The most famous pastizzeria in Malta goes by the name of Crystal Palace (in Rabat, Malta) – known to the locals as Tas-Serkin, which is the owner’s nickname. The shop’s popularity isn’t just due to the fact that they make the best pastizzi, but because the shop is always open. This is convenient for young clubbers who frequent nearby discos, and pop by for a late night (or early morning) snack.
Make sure you enjoy your pastizzi with a classic cup of tea or a bottle of Kinnie (Malta’s very own tangy orange flavored soft drink).
Rabbit meat was relatively affordable during the Middle Ages and was considered the ‘beef of the lower classes’. In fact, both rabbits and hares were hunted in large quantities until prohibited by the Knights of St John in order to safeguard the island’s meager resources. The dish became popular after the lifting of the hunting ban in the late 18th century, and today it is a rabbit recipe that claims the title of ‘national dish’.
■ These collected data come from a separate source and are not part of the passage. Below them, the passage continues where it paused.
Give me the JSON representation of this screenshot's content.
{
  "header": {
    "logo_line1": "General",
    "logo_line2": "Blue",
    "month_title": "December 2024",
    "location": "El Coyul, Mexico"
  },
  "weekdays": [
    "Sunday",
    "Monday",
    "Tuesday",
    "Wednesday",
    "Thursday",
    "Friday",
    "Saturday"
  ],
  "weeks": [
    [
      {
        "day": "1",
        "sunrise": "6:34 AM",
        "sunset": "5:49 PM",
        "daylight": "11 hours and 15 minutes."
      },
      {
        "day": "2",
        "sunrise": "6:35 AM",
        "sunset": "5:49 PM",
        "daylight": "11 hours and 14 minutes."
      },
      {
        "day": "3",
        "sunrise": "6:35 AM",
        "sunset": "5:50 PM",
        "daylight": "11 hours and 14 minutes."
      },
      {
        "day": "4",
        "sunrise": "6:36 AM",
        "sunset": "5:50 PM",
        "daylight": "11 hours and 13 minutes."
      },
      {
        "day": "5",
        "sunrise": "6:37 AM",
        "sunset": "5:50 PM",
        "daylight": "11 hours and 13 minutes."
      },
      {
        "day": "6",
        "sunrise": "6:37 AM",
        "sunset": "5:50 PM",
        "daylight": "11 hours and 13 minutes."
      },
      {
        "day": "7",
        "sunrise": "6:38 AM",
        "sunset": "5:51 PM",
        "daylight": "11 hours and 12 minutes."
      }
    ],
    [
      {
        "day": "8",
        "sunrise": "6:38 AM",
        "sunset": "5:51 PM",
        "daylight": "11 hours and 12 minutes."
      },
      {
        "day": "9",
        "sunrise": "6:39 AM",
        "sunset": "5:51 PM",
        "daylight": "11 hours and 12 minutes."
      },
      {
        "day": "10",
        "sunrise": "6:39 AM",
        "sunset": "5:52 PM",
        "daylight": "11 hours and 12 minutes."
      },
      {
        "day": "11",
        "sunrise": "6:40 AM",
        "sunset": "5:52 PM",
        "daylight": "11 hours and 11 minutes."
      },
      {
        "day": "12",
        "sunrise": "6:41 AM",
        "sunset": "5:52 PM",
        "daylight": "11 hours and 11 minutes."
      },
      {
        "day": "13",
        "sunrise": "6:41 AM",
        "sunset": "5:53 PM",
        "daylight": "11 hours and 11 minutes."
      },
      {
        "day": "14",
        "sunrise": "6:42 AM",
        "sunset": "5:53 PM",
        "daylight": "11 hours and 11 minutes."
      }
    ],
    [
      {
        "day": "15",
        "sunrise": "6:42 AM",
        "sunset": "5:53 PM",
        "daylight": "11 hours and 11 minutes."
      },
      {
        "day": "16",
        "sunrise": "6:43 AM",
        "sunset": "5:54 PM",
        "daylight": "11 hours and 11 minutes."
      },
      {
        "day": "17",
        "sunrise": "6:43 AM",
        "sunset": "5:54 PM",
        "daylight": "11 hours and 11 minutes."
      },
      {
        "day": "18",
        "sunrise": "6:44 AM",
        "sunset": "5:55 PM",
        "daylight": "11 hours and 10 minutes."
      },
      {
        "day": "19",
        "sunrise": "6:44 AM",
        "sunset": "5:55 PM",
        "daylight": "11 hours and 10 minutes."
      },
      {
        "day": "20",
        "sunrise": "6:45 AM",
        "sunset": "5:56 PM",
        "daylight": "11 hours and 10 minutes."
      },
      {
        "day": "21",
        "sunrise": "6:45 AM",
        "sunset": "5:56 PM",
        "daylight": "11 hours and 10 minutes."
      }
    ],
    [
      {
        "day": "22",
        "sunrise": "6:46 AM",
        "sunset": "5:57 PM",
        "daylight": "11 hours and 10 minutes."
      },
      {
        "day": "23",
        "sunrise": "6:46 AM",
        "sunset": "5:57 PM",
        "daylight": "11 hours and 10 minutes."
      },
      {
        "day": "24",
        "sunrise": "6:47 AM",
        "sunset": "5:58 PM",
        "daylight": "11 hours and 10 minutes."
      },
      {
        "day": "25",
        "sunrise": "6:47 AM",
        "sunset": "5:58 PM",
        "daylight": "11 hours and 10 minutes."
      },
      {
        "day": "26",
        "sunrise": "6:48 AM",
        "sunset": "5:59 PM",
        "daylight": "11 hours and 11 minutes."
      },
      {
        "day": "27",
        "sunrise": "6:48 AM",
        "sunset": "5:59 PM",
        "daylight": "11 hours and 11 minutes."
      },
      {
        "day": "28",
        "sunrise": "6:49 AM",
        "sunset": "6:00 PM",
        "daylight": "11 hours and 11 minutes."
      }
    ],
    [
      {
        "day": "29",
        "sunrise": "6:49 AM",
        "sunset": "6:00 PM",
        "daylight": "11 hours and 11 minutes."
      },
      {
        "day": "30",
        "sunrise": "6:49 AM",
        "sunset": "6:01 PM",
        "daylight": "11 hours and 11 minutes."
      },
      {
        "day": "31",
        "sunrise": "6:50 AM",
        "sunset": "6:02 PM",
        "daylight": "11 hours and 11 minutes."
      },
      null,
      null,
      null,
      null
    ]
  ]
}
A fenkata would typically consist of two courses – the first dish would be a huge bowl of spaghetti tossed in a rabbit ragu, wine and herbs. The second dish would be the actual rabbit meat cooked in a similar sauce, served with peas and fries. One of the most authentic places to try fenkata is United Bar in Mġarr (Malta).
The Maltese menu does not contain many sweet dishes and desserts, since main courses were usually followed by fresh fruit or local cheeses, such as ġbejniet. The desserts we now know tend to be borrowed, and the majority are similar to those served in Sicily.
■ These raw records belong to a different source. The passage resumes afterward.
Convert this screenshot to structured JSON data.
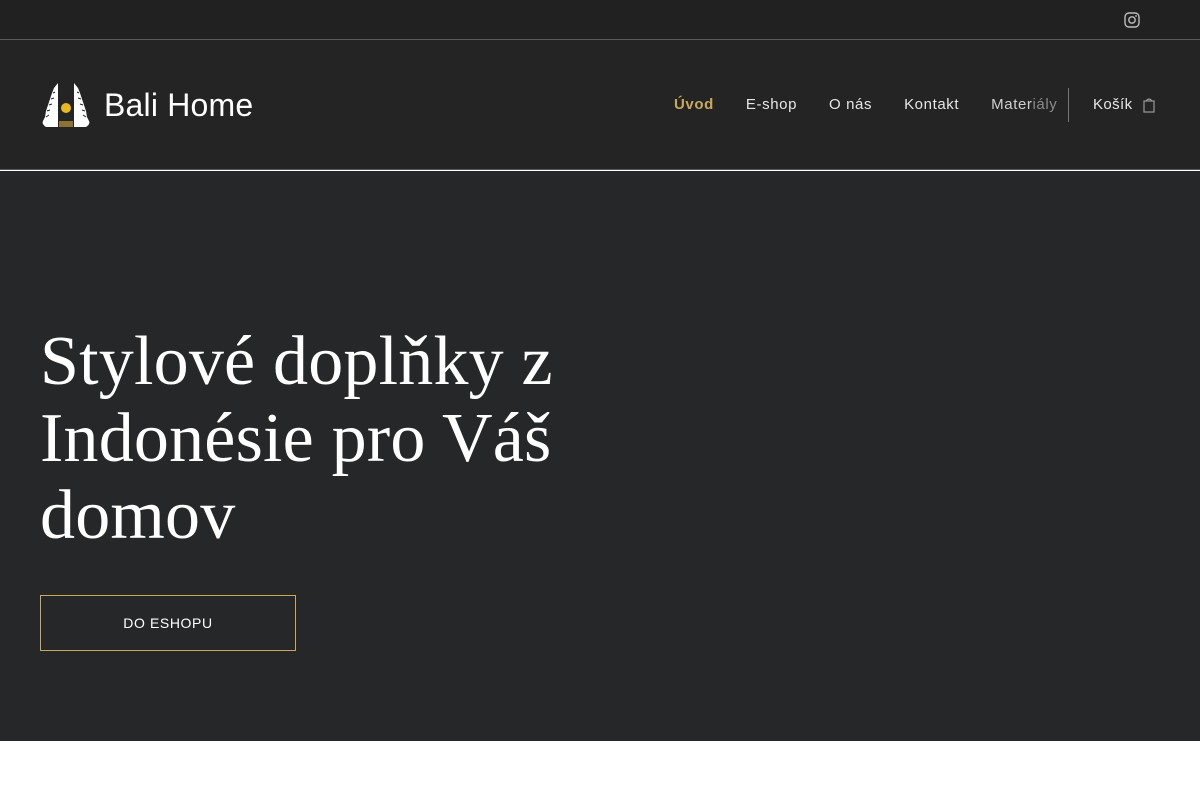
{
  "topbar": {
    "social_icon": "instagram-icon"
  },
  "header": {
    "brand_name": "Bali Home",
    "logo_icon": "bali-gate-logo",
    "nav": [
      {
        "label": "Úvod",
        "active": true
      },
      {
        "label": "E-shop"
      },
      {
        "label": "O nás"
      },
      {
        "label": "Kontakt"
      },
      {
        "label_part1": "Mater",
        "label_part2": "iály"
      }
    ],
    "cart_label": "Košík",
    "cart_icon": "shopping-bag-icon"
  },
  "hero": {
    "headline": "Stylové doplňky z Indonésie pro Váš domov",
    "cta_label": "DO ESHOPU"
  },
  "colors": {
    "topbar_bg": "#212121",
    "header_bg": "#242424",
    "hero_bg": "#262729",
    "accent_gold": "#c9a85a"
  }
}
The honey ring is a traditional Maltese sweet, widely associated with the Carnival and Christmas time. It is a ring pastry filled with qastanija, a mixture of marmalade, sugar, lemon, oranges, mixed spices, cinnamon, vanilla and syrup.
This dessert dates back to the 15th century, and is still widely enjoyed by locals, usually served with a round glass of wine or a warm cup of tea. They are not very difficult to make, but do require quite plenty of time and patience to prepare. Qagħaq tal-Għasel can be bought from any grocery shop or local confectionery, although Caffe Cordina in Valletta is widely acclaimed as the best place to sample the gooey treat.
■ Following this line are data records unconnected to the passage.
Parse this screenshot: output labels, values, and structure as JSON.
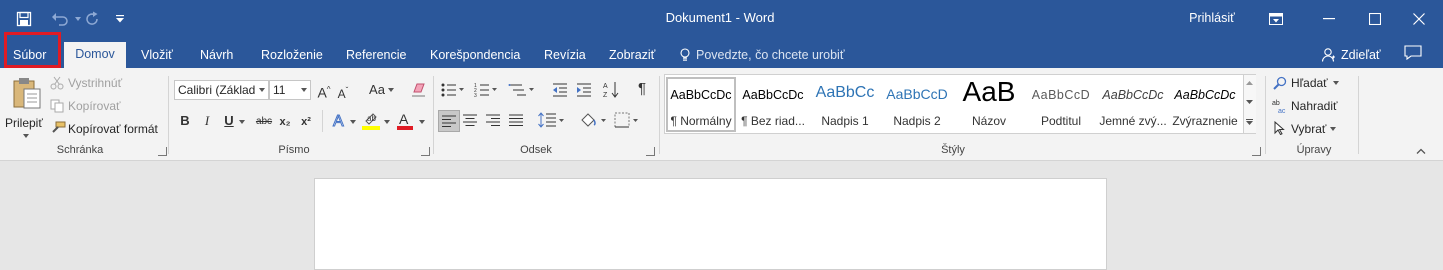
{
  "titlebar": {
    "title": "Dokument1  -  Word",
    "signin": "Prihlásiť",
    "icons": [
      "save-icon",
      "undo-icon",
      "redo-icon",
      "customize-qat-icon",
      "ribbon-display-icon",
      "minimize-icon",
      "maximize-icon",
      "close-icon"
    ]
  },
  "tabs": {
    "file": "Súbor",
    "home": "Domov",
    "insert": "Vložiť",
    "design": "Návrh",
    "layout": "Rozloženie",
    "references": "Referencie",
    "mailings": "Korešpondencia",
    "review": "Revízia",
    "view": "Zobraziť",
    "tellme": "Povedzte, čo chcete urobiť",
    "share": "Zdieľať"
  },
  "clipboard": {
    "label": "Schránka",
    "paste": "Prilepiť",
    "cut": "Vystrihnúť",
    "copy": "Kopírovať",
    "format_painter": "Kopírovať formát"
  },
  "font": {
    "label": "Písmo",
    "name": "Calibri (Základ",
    "size": "11",
    "case_label": "Aa",
    "bold": "B",
    "italic": "I",
    "underline": "U",
    "strike": "abc",
    "subscript": "x₂",
    "superscript": "x²",
    "grow": "A",
    "shrink": "A",
    "highlight_color": "#ffff00",
    "font_color": "#e01b24"
  },
  "paragraph": {
    "label": "Odsek",
    "pilcrow": "¶"
  },
  "styles": {
    "label": "Štýly",
    "items": [
      {
        "sample": "AaBbCcDc",
        "name": "¶ Normálny"
      },
      {
        "sample": "AaBbCcDc",
        "name": "¶ Bez riad..."
      },
      {
        "sample": "AaBbCc",
        "name": "Nadpis 1"
      },
      {
        "sample": "AaBbCcD",
        "name": "Nadpis 2"
      },
      {
        "sample": "AaB",
        "name": "Názov"
      },
      {
        "sample": "AaBbCcD",
        "name": "Podtitul"
      },
      {
        "sample": "AaBbCcDc",
        "name": "Jemné zvý..."
      },
      {
        "sample": "AaBbCcDc",
        "name": "Zvýraznenie"
      }
    ]
  },
  "editing": {
    "label": "Úpravy",
    "find": "Hľadať",
    "replace": "Nahradiť",
    "select": "Vybrať"
  },
  "colors": {
    "brand": "#2b579a",
    "ribbon": "#f3f3f3",
    "canvas": "#e6e6e6",
    "highlight_box": "#e01b24"
  }
}
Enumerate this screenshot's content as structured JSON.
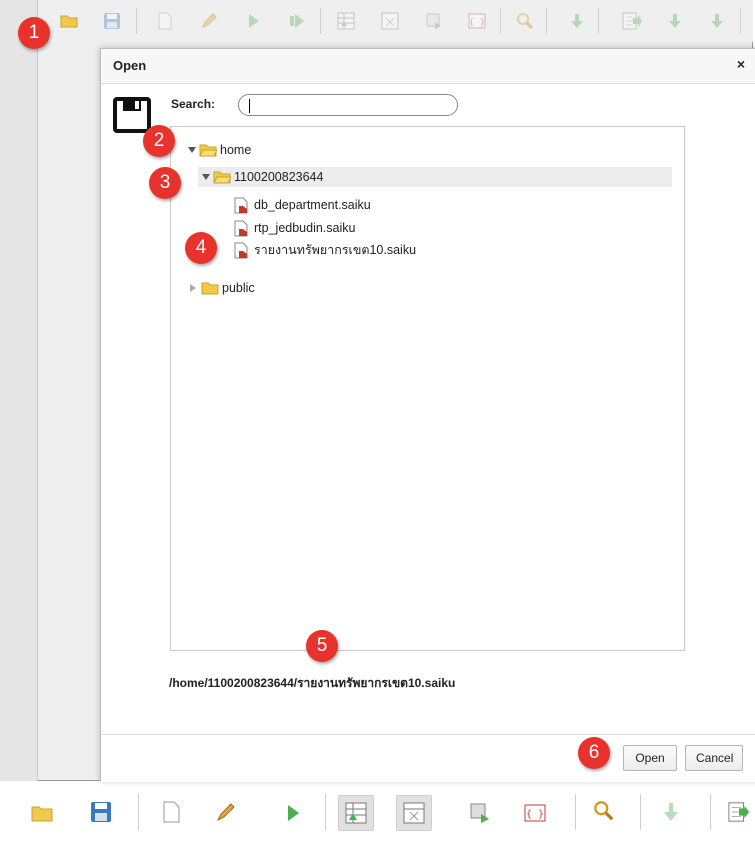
{
  "dialog": {
    "title": "Open",
    "close_symbol": "×",
    "search_label": "Search:",
    "search_value": "",
    "selected_path": "/home/1100200823644/รายงานทรัพยากรเขต10.saiku",
    "open_label": "Open",
    "cancel_label": "Cancel"
  },
  "tree": {
    "home": "home",
    "user_folder": "1100200823644",
    "files": [
      "db_department.saiku",
      "rtp_jedbudin.saiku",
      "รายงานทรัพยากรเขต10.saiku"
    ],
    "public": "public"
  },
  "badges": [
    "1",
    "2",
    "3",
    "4",
    "5",
    "6"
  ],
  "colors": {
    "badge": "#e8332d",
    "folder": "#f2c94c",
    "file_icon_accent": "#c0392b",
    "save_icon": "#3a78c0",
    "play_icon": "#4caf50"
  },
  "icons": {
    "top_toolbar": [
      "folder-icon",
      "save-icon",
      "new-query-icon",
      "edit-icon",
      "run-icon",
      "run-auto-icon",
      "toggle-fields-icon",
      "toggle-sidebar-icon",
      "swap-axis-icon",
      "mdx-icon",
      "zoom-icon",
      "drill-icon",
      "export-icon",
      "export-csv-icon",
      "export-pdf-icon"
    ],
    "bottom_toolbar": [
      "folder-icon",
      "save-icon",
      "new-query-icon",
      "edit-icon",
      "run-icon",
      "table-icon",
      "non-empty-icon",
      "swap-axis-icon",
      "mdx-icon",
      "zoom-icon",
      "drill-icon",
      "export-icon"
    ]
  }
}
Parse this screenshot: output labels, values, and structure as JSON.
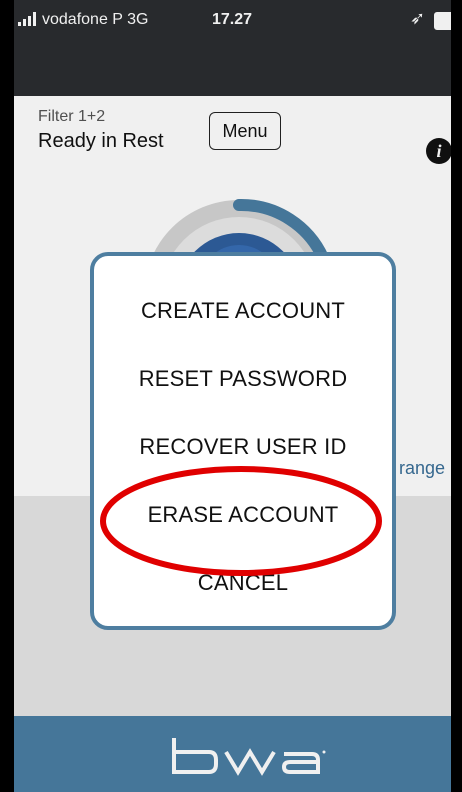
{
  "status_bar": {
    "carrier": "vodafone P  3G",
    "time": "17.27"
  },
  "app": {
    "filter_name": "Filter 1+2",
    "status": "Ready in Rest",
    "menu_button": "Menu",
    "info_icon": "i",
    "partial_link": "range"
  },
  "modal": {
    "items": [
      "CREATE ACCOUNT",
      "RESET PASSWORD",
      "RECOVER USER ID",
      "ERASE ACCOUNT",
      "CANCEL"
    ],
    "highlighted_item": "ERASE ACCOUNT",
    "border_color": "#4e7ea0",
    "highlight_color": "#e00000"
  },
  "footer": {
    "brand": "bwa",
    "background": "#4a7ea3"
  },
  "icons": [
    "signal-icon",
    "location-arrow-icon",
    "battery-icon",
    "info-icon",
    "gauge-icon",
    "bwa-logo"
  ]
}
The 18th-century Maltese were poor and bread was considered the most important food – in fact, some pensions were even paid in bread. Thus, in order to save their food, they left stale bread to soak, and turned it into a sweet pudding by adding some sultanas, candied peel and chocolate to sweeten up the taste. Today, this delicacy is considered too time-consuming to make, and unfortunately becoming less and less popular.
In continental European countries, such as Germany, France and Belgium, the traditional Christmas log (or Buche de Nöel) is made out of an Italian sponge cake, coated in chocolate. The Maltese version, however, consists of crushed biscuits, dried cherries, nuts and liqueur, mixed together in condensed milk, then rolled in the shape of a log and coated in melted chocolate. It is refrigerated overnight, and served in round slices at the end of Christmas lunch.
Most Maltese used to fast by denying themselves meat on Wednesdays and Fridays. They also avoided sweets. The kwareżimal (derived from quaresima for the forty days of Lent) is synonymous with the Lenten season. Although recipes tend to vary, it is traditionally prepared with almonds, honey and spices, containing neither fat nor eggs. As a biscuit, the kwareżimal is quite large oblong shape, approximately 15cm by 5cm wide and 2cm thick.
Even though Lenten rules are no longer insisted upon, the kwareżimal is still in demand, especially around Lent and Easter periods, as tradition dictates. These days, they are served hot, and should be enjoyed with unsalted pistachio nuts or chopped roasted almonds on top, or a thread of local honey.
The kannoli are simply deep-fried pastry tubes filled with sweetened ricotta, sometimes candied peel, and icing on top. They are generally served in the finest cafés on the island. At Fontanella in Medina, they are served only on Sundays and public holidays.